Dear All stan user:
Reccently, I am learning that using stan to estimate the IRT (Item Response Theory model) model
parameters, and I start from 1PL to 3PL. Futhermore, I try to using stan to estimate the MIRT (Multidimensional Iten Response Theory) model. Then I get two questions need to figure up are as follows:

1, I estimate that there are a lot of theta values, but stan only provides 100 rows of data in R. I don’t know how to get all the estimated data.

2, Regardless of whether it is a single-dimensional IRT model or a multi-dimensional IRT model, the parameter theta of the subject is always estimated to be inaccurate, and the deviation is relatively large. Sometimes the item parameter estimation is not accurate. I don’t know why?

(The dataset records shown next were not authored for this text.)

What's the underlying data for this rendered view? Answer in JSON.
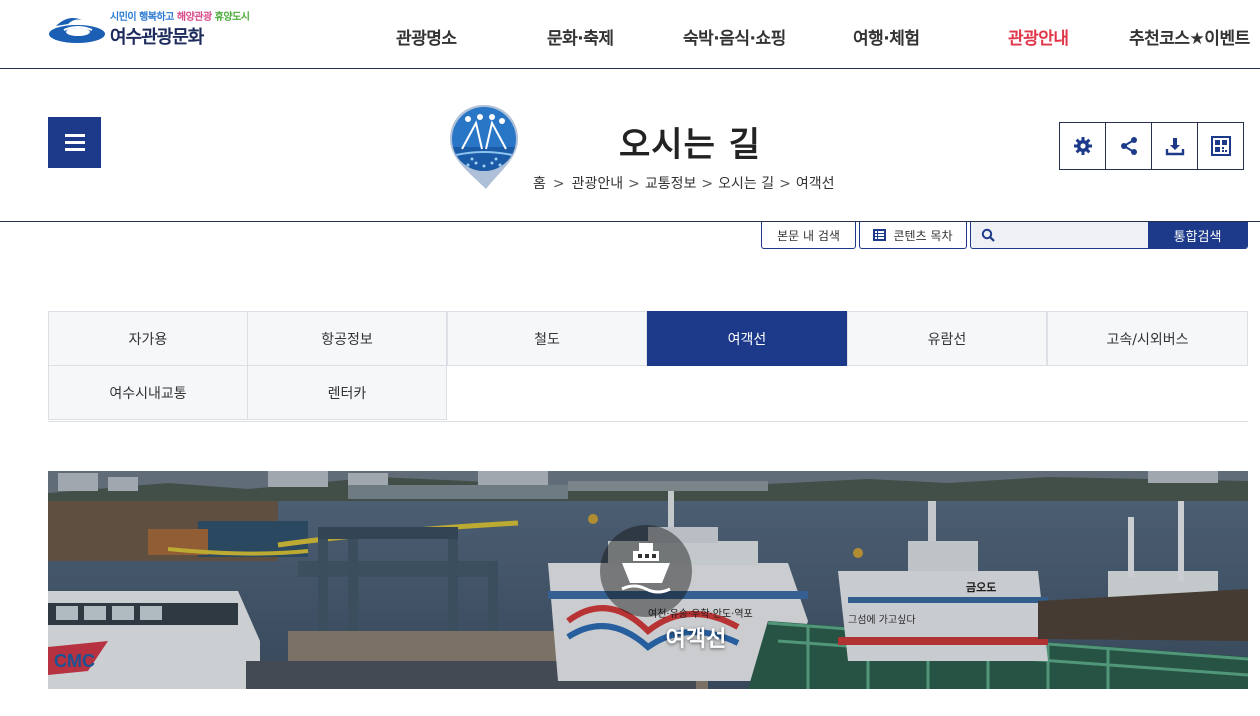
{
  "logo": {
    "slogan_a": "시민이 행복하고",
    "slogan_b": "해양관광",
    "slogan_c": "휴양도시",
    "name": "여수관광문화"
  },
  "gnb": {
    "items": [
      {
        "label": "관광명소",
        "active": false
      },
      {
        "label": "문화·축제",
        "active": false
      },
      {
        "label": "숙박·음식·쇼핑",
        "active": false
      },
      {
        "label": "여행·체험",
        "active": false
      },
      {
        "label": "관광안내",
        "active": true
      },
      {
        "label": "추천코스★이벤트",
        "active": false
      }
    ]
  },
  "page": {
    "title": "오시는 길",
    "breadcrumb": [
      "홈",
      "관광안내",
      "교통정보",
      "오시는 길",
      "여객선"
    ]
  },
  "tools": [
    "gear-icon",
    "share-icon",
    "download-icon",
    "qrcode-icon"
  ],
  "search": {
    "in_content": "본문 내 검색",
    "toc": "콘텐츠 목차",
    "placeholder": "",
    "submit": "통합검색"
  },
  "tabs": [
    {
      "label": "자가용",
      "active": false
    },
    {
      "label": "항공정보",
      "active": false
    },
    {
      "label": "철도",
      "active": false
    },
    {
      "label": "여객선",
      "active": true
    },
    {
      "label": "유람선",
      "active": false
    },
    {
      "label": "고속/시외버스",
      "active": false
    },
    {
      "label": "여수시내교통",
      "active": false
    },
    {
      "label": "렌터카",
      "active": false
    }
  ],
  "hero": {
    "title": "여객선",
    "icon": "ship-icon",
    "ferry_sign_1": "여천·유송·우학·안도·역포",
    "ferry_sign_2": "금오도",
    "ferry_sign_3": "그섬에 가고싶다",
    "hull_mark": "CMC"
  },
  "colors": {
    "primary": "#1d3a8a",
    "active_menu": "#e0384a",
    "border": "#25324f"
  }
}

Therefore, if you are a user of stan and have a certain understanding of IRT(Item Response Theory),
Could you please give me some suggestions, I am very grateful.

Really hard to troubleshoot your problems without seeing data and model.
Regarding your first question: In rstan you can print specific parameters by using the pars argument of the print function (e.g. print(fit, pars = 'theta') for all person parameters or print(fit, pars = 'theta[1]') for specific persons). See also the documentation of the print.stanfit function in R: ?print.stanfit.

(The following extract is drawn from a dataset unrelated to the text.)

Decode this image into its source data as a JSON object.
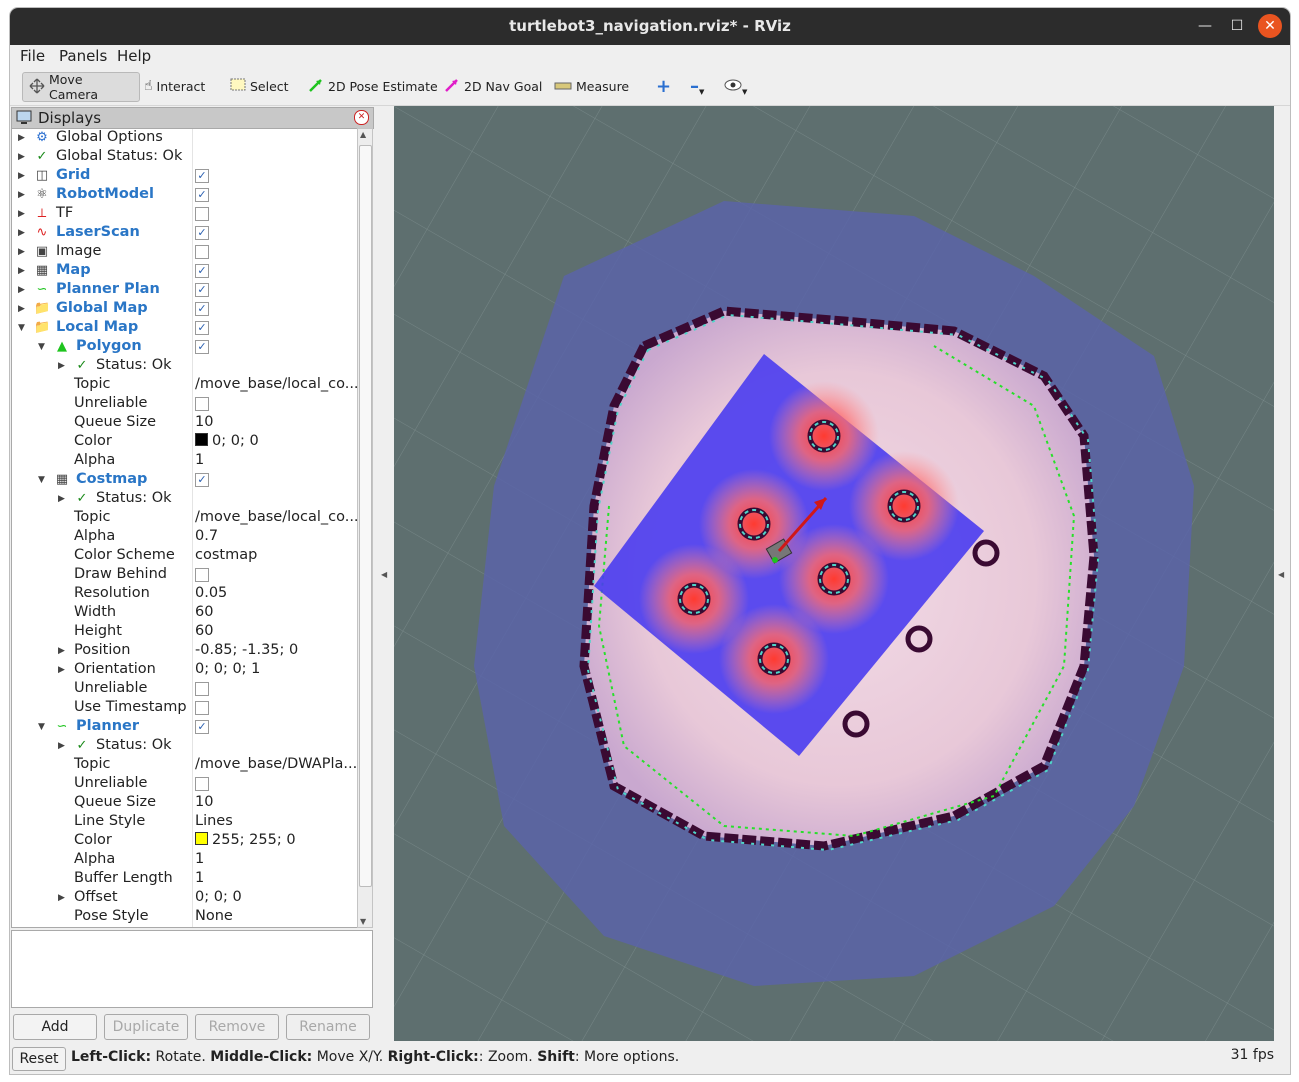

Alternatively you can also get your posterior samples of the person parameters using the extract function (e.g. extract(fit, "theta")) . You can then calculate the posterior means from those samples. The exact code will depend on your model specification.

Just a few clarifications for your second question: What exactly do you mean by inaccurate? Do you get a large posterior standard deviation or biased estimates? The posterior standard deviation of person parameters in IRT models are dependent on the number of ‘informative’ items for each person. To get more accurate estimates for the person parameters you will generally need more items per person.

In any case it can always be a problem with model specification. Again, it is really hard to say without seeing the model and data.